ABSTRACT

In mental health care, there is a lively debate about whether this type of help should be adapted for patients who have their roots in ‘cultures’ outside the borders of the countries they now live in. For several reasons, I will not enter this debate here. First of all, because it is my strong conviction that people will come to understand one another as soon as they are interested in each other and each other’s backgrounds. Culture, as a consistent pattern of norms and values, does not determine or cause behaviour. It is at best a pattern that one can detect in someone’s behaviour (Verheggen, 2005). Second, related to our topic here, I think that a lot of misunderstanding between people with different national and linguistic backgrounds arises because they literally do not understand one another. Needless to say, you have to have an interest in getting to know each other in order to be willing to bridge the language gap by, for example, engaging an interpreter. The first step towards a (mental) health care that is accessible for all is to establish a well-equipped interpreter service included in insurance-covered care. This chapter deals with the subtleties of interpreter-mediated talk in mental health care.

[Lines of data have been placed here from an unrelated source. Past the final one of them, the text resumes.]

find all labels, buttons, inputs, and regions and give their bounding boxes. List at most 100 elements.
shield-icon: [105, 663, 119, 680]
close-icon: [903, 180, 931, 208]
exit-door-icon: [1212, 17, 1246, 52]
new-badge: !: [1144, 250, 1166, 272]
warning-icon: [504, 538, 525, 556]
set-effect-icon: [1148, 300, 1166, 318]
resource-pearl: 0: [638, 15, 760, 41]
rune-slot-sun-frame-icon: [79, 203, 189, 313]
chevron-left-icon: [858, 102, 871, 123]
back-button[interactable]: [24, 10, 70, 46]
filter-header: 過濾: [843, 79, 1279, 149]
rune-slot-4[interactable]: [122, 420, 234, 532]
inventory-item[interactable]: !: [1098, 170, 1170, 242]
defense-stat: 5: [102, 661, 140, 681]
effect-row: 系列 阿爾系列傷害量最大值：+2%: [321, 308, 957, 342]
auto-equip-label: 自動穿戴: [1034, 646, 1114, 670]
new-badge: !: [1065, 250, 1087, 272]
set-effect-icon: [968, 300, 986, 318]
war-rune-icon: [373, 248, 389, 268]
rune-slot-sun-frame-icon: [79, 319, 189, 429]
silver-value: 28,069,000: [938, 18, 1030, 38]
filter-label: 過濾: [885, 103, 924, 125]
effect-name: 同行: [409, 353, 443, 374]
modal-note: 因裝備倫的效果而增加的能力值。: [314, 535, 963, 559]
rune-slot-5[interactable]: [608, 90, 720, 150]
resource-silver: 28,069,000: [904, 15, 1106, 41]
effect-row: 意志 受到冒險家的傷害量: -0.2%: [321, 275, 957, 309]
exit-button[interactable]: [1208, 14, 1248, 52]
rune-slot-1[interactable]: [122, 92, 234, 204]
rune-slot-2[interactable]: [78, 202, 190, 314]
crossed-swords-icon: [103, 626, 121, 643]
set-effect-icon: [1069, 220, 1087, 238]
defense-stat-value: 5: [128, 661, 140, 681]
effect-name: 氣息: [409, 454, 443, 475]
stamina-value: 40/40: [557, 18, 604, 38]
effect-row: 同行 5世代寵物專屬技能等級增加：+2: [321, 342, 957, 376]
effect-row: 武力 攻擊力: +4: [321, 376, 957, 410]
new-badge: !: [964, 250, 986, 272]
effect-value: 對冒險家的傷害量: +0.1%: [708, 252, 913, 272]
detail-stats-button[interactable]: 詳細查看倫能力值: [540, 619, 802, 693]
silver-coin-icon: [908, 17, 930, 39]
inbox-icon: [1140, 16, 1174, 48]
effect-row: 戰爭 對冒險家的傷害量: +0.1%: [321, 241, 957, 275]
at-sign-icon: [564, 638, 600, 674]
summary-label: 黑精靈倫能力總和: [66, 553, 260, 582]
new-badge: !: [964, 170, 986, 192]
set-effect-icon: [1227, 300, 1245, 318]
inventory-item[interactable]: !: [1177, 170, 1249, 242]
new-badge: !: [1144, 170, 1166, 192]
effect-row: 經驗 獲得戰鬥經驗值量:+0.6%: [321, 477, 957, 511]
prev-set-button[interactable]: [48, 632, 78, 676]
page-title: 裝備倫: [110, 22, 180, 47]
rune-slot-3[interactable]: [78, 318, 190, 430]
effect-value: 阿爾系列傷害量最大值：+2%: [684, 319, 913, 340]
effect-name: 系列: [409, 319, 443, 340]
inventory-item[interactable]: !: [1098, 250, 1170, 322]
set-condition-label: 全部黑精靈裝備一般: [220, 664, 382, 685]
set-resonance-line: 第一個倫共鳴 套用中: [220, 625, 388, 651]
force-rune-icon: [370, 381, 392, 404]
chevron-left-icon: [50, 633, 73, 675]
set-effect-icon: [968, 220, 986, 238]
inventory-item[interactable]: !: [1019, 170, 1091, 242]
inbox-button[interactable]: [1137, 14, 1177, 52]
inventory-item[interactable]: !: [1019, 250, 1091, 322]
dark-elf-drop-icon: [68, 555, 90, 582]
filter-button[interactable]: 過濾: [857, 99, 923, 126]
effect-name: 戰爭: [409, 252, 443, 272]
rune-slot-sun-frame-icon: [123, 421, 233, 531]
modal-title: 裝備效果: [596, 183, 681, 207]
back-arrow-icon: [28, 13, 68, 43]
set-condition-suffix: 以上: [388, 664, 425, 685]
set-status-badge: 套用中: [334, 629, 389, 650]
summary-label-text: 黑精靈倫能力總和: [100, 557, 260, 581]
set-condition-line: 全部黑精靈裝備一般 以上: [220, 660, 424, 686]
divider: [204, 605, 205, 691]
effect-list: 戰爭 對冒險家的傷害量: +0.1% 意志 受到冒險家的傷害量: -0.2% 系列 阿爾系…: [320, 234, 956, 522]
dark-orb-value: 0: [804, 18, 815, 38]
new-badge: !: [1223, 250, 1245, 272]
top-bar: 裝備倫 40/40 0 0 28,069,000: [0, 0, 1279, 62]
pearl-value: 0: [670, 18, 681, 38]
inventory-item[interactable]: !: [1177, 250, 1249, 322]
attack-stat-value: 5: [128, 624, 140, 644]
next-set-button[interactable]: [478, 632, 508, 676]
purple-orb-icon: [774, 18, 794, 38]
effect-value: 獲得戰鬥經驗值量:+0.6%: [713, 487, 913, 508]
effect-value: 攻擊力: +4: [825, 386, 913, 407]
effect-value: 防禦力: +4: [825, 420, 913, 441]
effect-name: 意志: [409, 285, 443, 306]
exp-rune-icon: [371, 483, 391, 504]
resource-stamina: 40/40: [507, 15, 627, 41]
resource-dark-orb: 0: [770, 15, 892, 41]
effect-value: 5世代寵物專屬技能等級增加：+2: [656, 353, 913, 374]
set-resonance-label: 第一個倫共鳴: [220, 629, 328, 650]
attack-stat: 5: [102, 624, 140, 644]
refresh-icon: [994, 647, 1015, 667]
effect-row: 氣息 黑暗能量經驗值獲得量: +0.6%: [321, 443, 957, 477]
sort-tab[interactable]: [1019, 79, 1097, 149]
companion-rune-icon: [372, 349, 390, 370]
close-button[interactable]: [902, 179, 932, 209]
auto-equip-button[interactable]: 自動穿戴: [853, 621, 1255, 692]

Interpreting in mental health care is a subcategory of healthcare interpreting (see Chapter 15 on healthcare interpreting). Sometimes there is also an overlap between mental health interpreting and judicial settings (see Chapter 12 on legal interpreting). This happens when patients are admitted to mental health institutions against their will and a judge has to hear the patient and his lawyer in order to make his judgement. In mental health care, there is hardly any way to diagnose and treat except through language.

Not surprisingly, interpreters working in the field of health care are relatively often engaged in mental health sessions. Interpreters are employed in sessions with various mental health providers, each type of session with its own characteristics and demands on the interpreter. This means that interpreters have to adapt their role according to the type of patient and type of session, and also to the idiosyncratic preferences of each individual mental health provider. Constructive cooperation thus depends on the alignment of the mental health provider, the interpreter and their mutual patient. Despite the different styles that are prevalent in the field, the author has a preference for a specific role, based on both theoretical arguments and her own experience, as will become evident in this chapter.